System V vs Posix IPC

 System V vs Posix IPC

POSIX Semaphores

POSIX semaphores are much lighter weight than are System V semaphores. A POSIX semaphore structure defines a single semaphore, not an array of up to twenty five semaphores.

POSIX interprocess communication (IPC) is a variation of System V interprocess communication. Like System V objects, POSIX IPC objects have read and write, but not execute, permissions for the owner, the owner’s group, and for others. There is no way for the owner of a POSIX IPC object to assign a different owner. POSIX IPC includes the following features:

  • Messages allow processes to send formatted data streams to arbitrary processes.

  • Semaphores allow processes to synchronize execution.

  • Shared memory allows processes to share parts of their virtual address space.

Unlike the System V IPC interfaces, the POSIX IPC interfaces are all multithread safe.

System V Semaphores

Permissions for Messages, Semaphores, and Shared Memory

Messages, semaphores, and shared memory have read and write permissions, but no execute permission, for the owner, group, and others, which is similar to ordinary files.
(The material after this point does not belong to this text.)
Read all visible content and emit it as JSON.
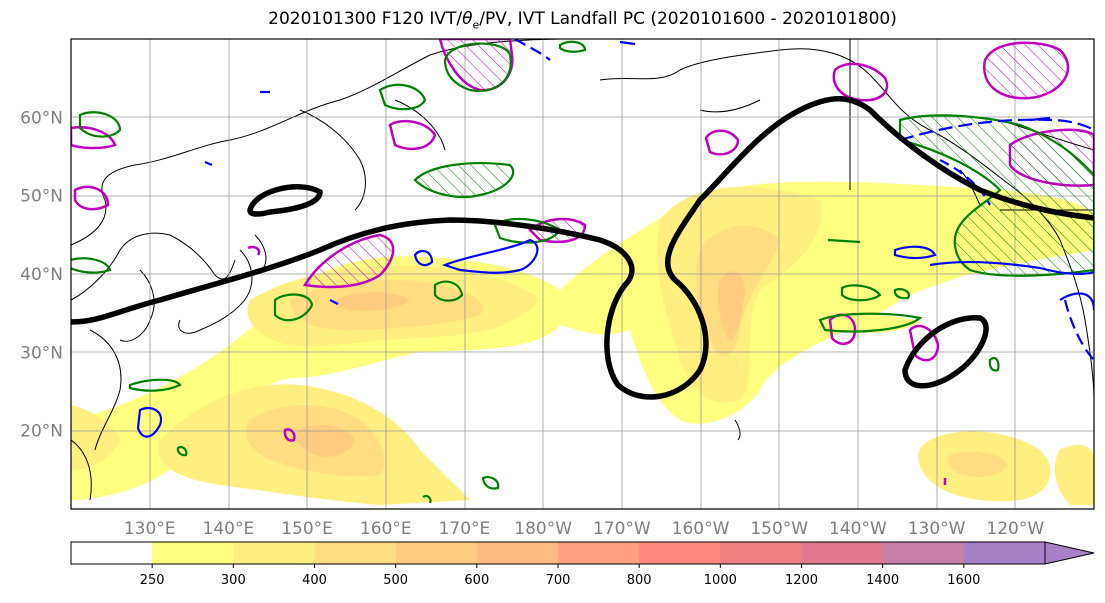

Like files, the creating process identifies the default owner. Unlike files, the creating process can assign ownership of the facility to another user or revoke an ownership assignment.

System V Semaphores versus POSIX Semaphores

The current Unix environment comes with two types of semaphores: System V and POSIX. In general, the older Unix-based systems uses the System V version and the current Linux-based systems use the POSIX version. However, the general behavior and technology of semaphores does not change irrespective of the version used. Let’s look at the interfaces, and how they work on these two different versions of semaphores.

There are a number of differences between System V and POSIX semaphores.

  • One marked difference between the System V and POSIX semaphore implementations is that in System V you can control how much the semaphore count can be increased or decreased; whereas in POSIX, the semaphore count is increased and decreased by 1.
  • POSIX semaphores do not allow manipulation of semaphore permissions, whereas System V semaphores allow you to change the permissions of semaphores to a subset of the original permission.
  • Initialization and creation of semaphores is atomic (from the user’s perspective) in POSIX semaphores.
  • From a usage perspective, System V semaphores are clumsy, while POSIX semaphores are straight-forward
  • The scalability of POSIX semaphores (using unnamed semaphores) is much higher than System V semaphores. In a user/client scenario, where each user creates her own instances of a server, it would be better to use POSIX semaphores.
  • System V semaphores, when creating a semaphore object, creates an array of semaphores whereas POSIX semaphores create just one. Because of this feature, semaphore creation (memory footprint-wise) is costlier in System V semaphores when compared to POSIX semaphores.
  • It has been said that POSIX semaphore performance is better than System V-based semaphores.
  • POSIX semaphores provide a mechanism for process-wide semaphores rather than system-wide semaphores. So, if a developer forgets to close the semaphore, on process exit the semaphore is cleaned up. In simple terms, POSIX semaphores provide a mechanism for non-persistent semaphores.